Marissa Mayer Is Under Fire For A Very Unusual Reason

Photo: Jason Alden/Bloomberg/Getty Images.
The tech industry is well-known for its lack of women, and for those women who stick it out long-term, the poor treatment they sometimes have to deal with is well-documented. That is partly what makes the latest scandal within the tech world incredibly unusual.

Jezebel reports that Yahoo CEO Marissa Mayer and other female Yahoo executives are being sued by a former employee for gender discrimination — against men. The San Jose Mercury News reports that the lawsuit claims, “Mayer encouraged and fostered the use of (an employee performance-rating system) to accommodate management’s subjective biases and personal opinions, to the detriment of Yahoo’s male employees." The suit is being brought by Scott Ard, a former editor at Yahoo and current editor-in-chief of the Silicon Valley Business Journal.

Ard claims that when former chief marketing officer Kathy Savitt began, Yahoo's editorial leadership was more than 80% male; less than two years later, that same group of managers was more than 80% female. The lawsuit claims that Savitt purposefully hired women, and fired men, on the basis of their gender.

Yahoo spokesperson Carolyn Clark told the San Jose Mercury News that its performance review program helps employees "develop and do their best work," and is built on "fairness." Ard, however, alleges that this system allowed Yahoo to fire employees without reporting that it was conducting a mass layoff, in violation of California law.

Overall, from 2014 to 2015, Yahoo saw a 1% increase in women in leadership roles, from 24% to 25%. And while Yahoo hasn't yet reported its diversity numbers for this year, it was 62% male in 2015.

Whether or or not illegal gender-discriminatory hiring practices were in place within Ard's department, the numbers above would seem to indicate that wasn't the case across the board.
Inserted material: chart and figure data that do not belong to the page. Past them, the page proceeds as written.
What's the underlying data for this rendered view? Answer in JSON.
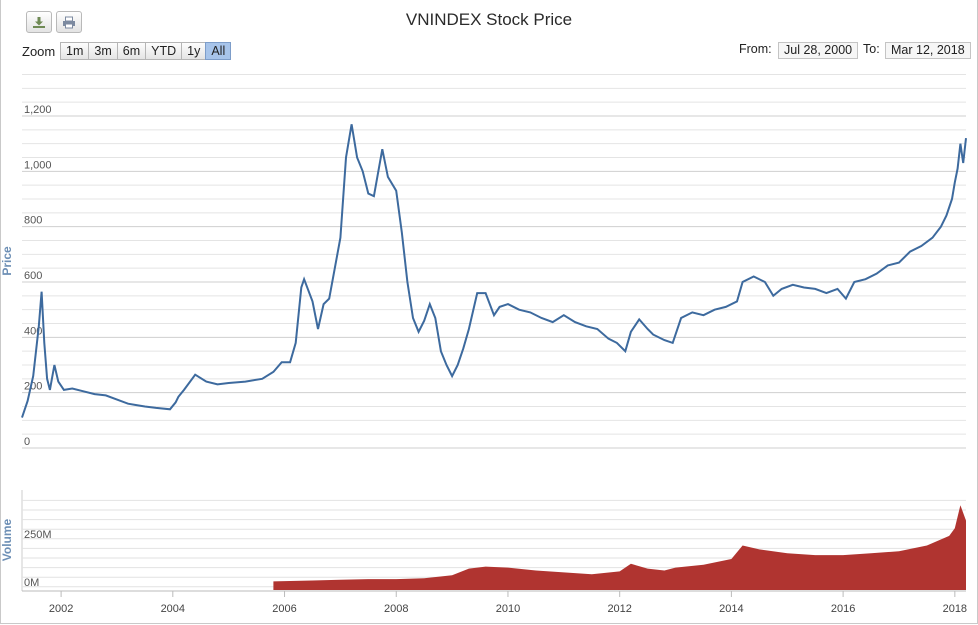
{
  "toolbar": {
    "download_icon": "download-icon",
    "print_icon": "print-icon"
  },
  "title": "VNINDEX Stock Price",
  "zoom": {
    "label": "Zoom",
    "buttons": [
      "1m",
      "3m",
      "6m",
      "YTD",
      "1y",
      "All"
    ],
    "active": "All"
  },
  "range": {
    "from_label": "From:",
    "from_value": "Jul 28, 2000",
    "to_label": "To:",
    "to_value": "Mar 12, 2018"
  },
  "colors": {
    "price_line": "#3d6a9e",
    "volume_bars": "#b03430",
    "grid": "#d8d8d8",
    "axis_title": "#6d8fb5",
    "active_button": "#a7c4ea"
  },
  "chart_data": [
    {
      "type": "line",
      "title": "VNINDEX Stock Price",
      "ylabel": "Price",
      "ylim": [
        0,
        1200
      ],
      "yticks": [
        0,
        200,
        400,
        600,
        800,
        1000,
        1200
      ],
      "ytick_labels": [
        "0",
        "200",
        "400",
        "600",
        "800",
        "1,000",
        "1,200"
      ],
      "xlim": [
        2001.3,
        2018.2
      ],
      "xticks": [
        2002,
        2004,
        2006,
        2008,
        2010,
        2012,
        2014,
        2016,
        2018
      ],
      "xtick_labels": [
        "2002",
        "2004",
        "2006",
        "2008",
        "2010",
        "2012",
        "2014",
        "2016",
        "2018"
      ],
      "grid": true,
      "series": [
        {
          "x": [
            2001.3,
            2001.4,
            2001.5,
            2001.6,
            2001.65,
            2001.7,
            2001.75,
            2001.8,
            2001.88,
            2001.95,
            2002.05,
            2002.2,
            2002.4,
            2002.6,
            2002.8,
            2003.0,
            2003.2,
            2003.35,
            2003.5,
            2003.7,
            2003.95,
            2004.05,
            2004.1,
            2004.2,
            2004.4,
            2004.6,
            2004.8,
            2005.0,
            2005.3,
            2005.6,
            2005.8,
            2005.95,
            2006.1,
            2006.2,
            2006.3,
            2006.35,
            2006.5,
            2006.6,
            2006.7,
            2006.8,
            2006.9,
            2007.0,
            2007.1,
            2007.2,
            2007.3,
            2007.4,
            2007.5,
            2007.6,
            2007.75,
            2007.85,
            2008.0,
            2008.1,
            2008.2,
            2008.3,
            2008.4,
            2008.5,
            2008.6,
            2008.7,
            2008.8,
            2008.9,
            2009.0,
            2009.1,
            2009.2,
            2009.3,
            2009.45,
            2009.6,
            2009.75,
            2009.85,
            2010.0,
            2010.2,
            2010.4,
            2010.6,
            2010.8,
            2011.0,
            2011.2,
            2011.4,
            2011.6,
            2011.8,
            2011.95,
            2012.1,
            2012.2,
            2012.35,
            2012.5,
            2012.6,
            2012.8,
            2012.95,
            2013.1,
            2013.3,
            2013.5,
            2013.7,
            2013.9,
            2014.1,
            2014.2,
            2014.4,
            2014.6,
            2014.75,
            2014.9,
            2015.1,
            2015.3,
            2015.5,
            2015.7,
            2015.9,
            2016.05,
            2016.2,
            2016.4,
            2016.6,
            2016.8,
            2017.0,
            2017.2,
            2017.4,
            2017.6,
            2017.75,
            2017.85,
            2017.95,
            2018.0,
            2018.05,
            2018.1,
            2018.15,
            2018.2
          ],
          "y": [
            110,
            170,
            260,
            440,
            565,
            380,
            250,
            210,
            300,
            240,
            210,
            215,
            205,
            195,
            190,
            175,
            160,
            155,
            150,
            145,
            140,
            165,
            185,
            210,
            265,
            240,
            230,
            235,
            240,
            250,
            275,
            310,
            310,
            380,
            580,
            610,
            530,
            430,
            520,
            540,
            650,
            760,
            1050,
            1170,
            1050,
            1000,
            920,
            910,
            1080,
            980,
            930,
            780,
            600,
            470,
            420,
            460,
            520,
            470,
            350,
            300,
            260,
            300,
            360,
            430,
            560,
            560,
            480,
            510,
            520,
            500,
            490,
            470,
            455,
            480,
            455,
            440,
            430,
            395,
            380,
            350,
            420,
            465,
            430,
            410,
            390,
            380,
            470,
            490,
            480,
            500,
            510,
            530,
            600,
            620,
            600,
            550,
            575,
            590,
            580,
            575,
            560,
            575,
            540,
            600,
            610,
            630,
            660,
            670,
            710,
            730,
            760,
            800,
            840,
            900,
            960,
            1010,
            1100,
            1030,
            1120
          ]
        }
      ]
    },
    {
      "type": "bar",
      "ylabel": "Volume",
      "ylim": [
        0,
        450000000
      ],
      "yticks": [
        0,
        250000000
      ],
      "ytick_labels": [
        "0M",
        "250M"
      ],
      "grid": true,
      "series": [
        {
          "x": [
            2005.8,
            2006.5,
            2007.0,
            2007.5,
            2008.0,
            2008.5,
            2009.0,
            2009.3,
            2009.6,
            2010.0,
            2010.5,
            2011.0,
            2011.5,
            2012.0,
            2012.2,
            2012.5,
            2012.8,
            2013.0,
            2013.5,
            2014.0,
            2014.2,
            2014.5,
            2015.0,
            2015.5,
            2016.0,
            2016.5,
            2017.0,
            2017.5,
            2017.9,
            2018.0,
            2018.1,
            2018.2
          ],
          "values": [
            3000000,
            8000000,
            12000000,
            15000000,
            15000000,
            20000000,
            35000000,
            70000000,
            80000000,
            75000000,
            60000000,
            50000000,
            40000000,
            55000000,
            95000000,
            70000000,
            60000000,
            75000000,
            90000000,
            120000000,
            190000000,
            170000000,
            150000000,
            140000000,
            140000000,
            150000000,
            160000000,
            190000000,
            240000000,
            280000000,
            400000000,
            320000000
          ]
        }
      ]
    }
  ]
}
It'll be interesting to follow the outcome of this lawsuit, since it raises some interesting questions. If Silicon Valley firms are being challenged to hire more women, can it be classified as discrimination if men are passed over for jobs in favor of women with the same qualifications? Or are suits like this merely growing pains, and to be expected as men realize what it's been like to be a woman for the past 50 years?